Daishi Hirano, Kenji Ishikura, Osamu Uemura, Shuichi Ito, Naohiro Wada, Motoshi Hattori, Yasuo Ohashi, Yuko Hamasaki, Ryojiro Tanaka, Koichi Nakanishi, Tetsuji Kaneko, Masataka Honda
Nephrology, Dialysis, Transplantation 2016, 31 (11): 1895-1900

BACKGROUND: Although numerous epidemiological surveys performed across several continents and ethnic groups have linked low birth weight (LBW) to increased risk of chronic kidney disease (CKD) in adulthood, the effects of birth weight and prematurity on development of CKD in childhood have not been clearly established.

METHODS: Data on sex, LBW incidence and gestational age were compared between paediatric CKD cases and a control group. Paediatric CKD cases were obtained from a nationwide survey conducted by the Pediatric CKD Study Group in Japan. The population attributable fraction was calculated to evaluate the effects of reducing the prevalence of LBW infants (LBWI).

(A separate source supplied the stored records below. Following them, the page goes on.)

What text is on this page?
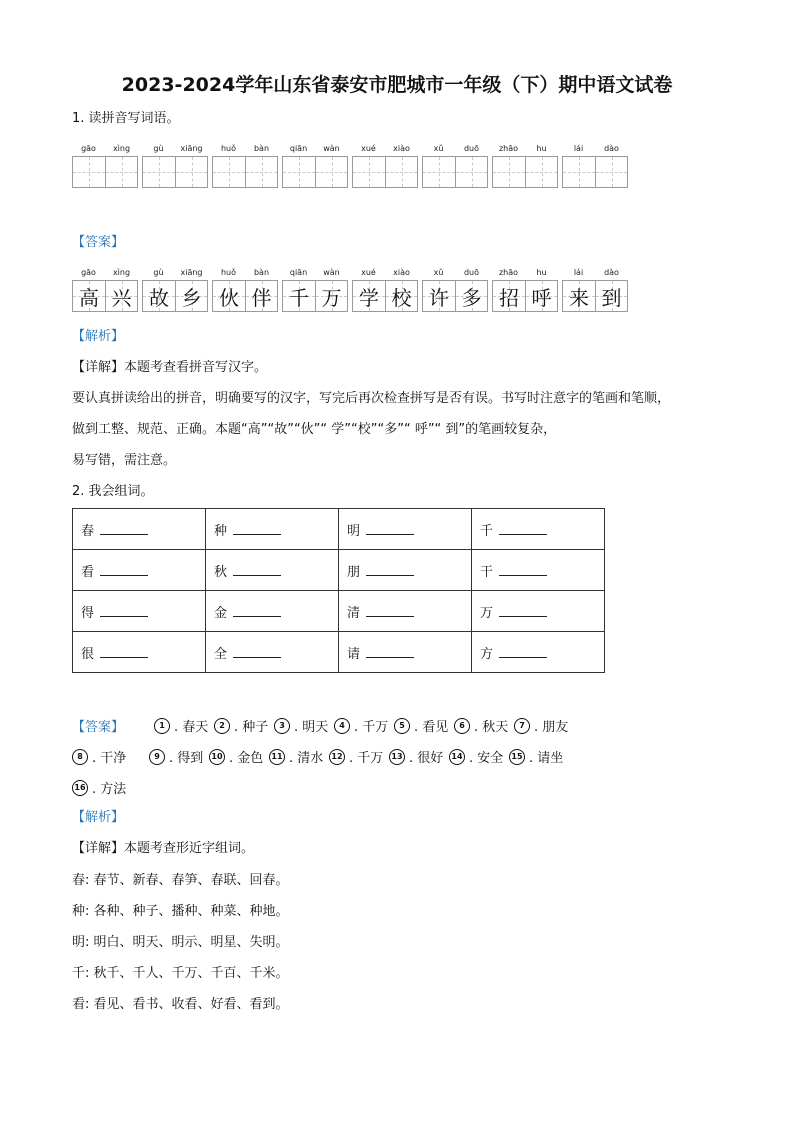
2023-2024学年山东省泰安市肥城市一年级（下）期中语文试卷
1. 读拼音写词语。
gāo	xìng	gù	xiāng	huǒ	bàn	qiān	wàn	xué	xiào	xǔ	duō	zhāo	hu	lái	dào
【答案】
gāo	xìng
高 兴
gù	xiāng
故 乡
huǒ	bàn
伙 伴
qiān	wàn
千 万
xué	xiào
学 校
xǔ	duō
许 多
zhāo	hu
招 呼
lái	dào
来 到
【解析】
【详解】本题考查看拼音写汉字。
要认真拼读给出的拼音，明确要写的汉字，写完后再次检查拼写是否有误。书写时注意字的笔画和笔顺，
做到工整、规范、正确。本题“高”“故”“伙”“ 学”“校”“多”“ 呼”“ 到”的笔画较复杂，
易写错，需注意。
2. 我会组词。
春	种	明	千
看	秋	朋	干
得	金	清	万
很	全	请	方
【答案】	1 . 春天	2 . 种子	3 . 明天	4 . 千万	5 . 看见	6 . 秋天	7 . 朋友
8 . 干净	9 . 得到	10 . 金色	11 . 清水	12 . 千万	13 . 很好	14 . 安全	15 . 请坐
16 . 方法
【解析】
【详解】本题考查形近字组词。
春: 春节、新春、春笋、春联、回春。
种: 各种、种子、播种、种菜、种地。
明: 明白、明天、明示、明星、失明。
千: 秋千、千人、千万、千百、千米。
看: 看见、看书、收看、好看、看到。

RESULTS: Of 447 individuals born between 1993 and 2010 that fulfilled the eligibility criteria, birth weight data were obtained for 381 (85.2%) (231 boys and 150 girls), 106 (27.8%) of whom were LBWI. The proportion of LBWI in the general population during the same period was much lower (8.6%). Therefore, the risk ratio (RR) for paediatric CKD was significantly higher in the LBW group [crude RR: 4.10; 95% confidence interval (CI) 3.62-5.01], and the overall impact on paediatric CKD for removal of LBW amounted to 21.1% (95% CI 16.0-26.1%). In addition, 82 patients (21.9%) with paediatric CKD were born prematurely (before 37 weeks of gestation), and as with LBW, a strong correlation was observed between prematurity and CKD (RR: 4.73; 95% CI 3.91-5.73).

CONCLUSIONS: Both birth weight and gestational age were strongly associated with childhood-onset CKD in this study.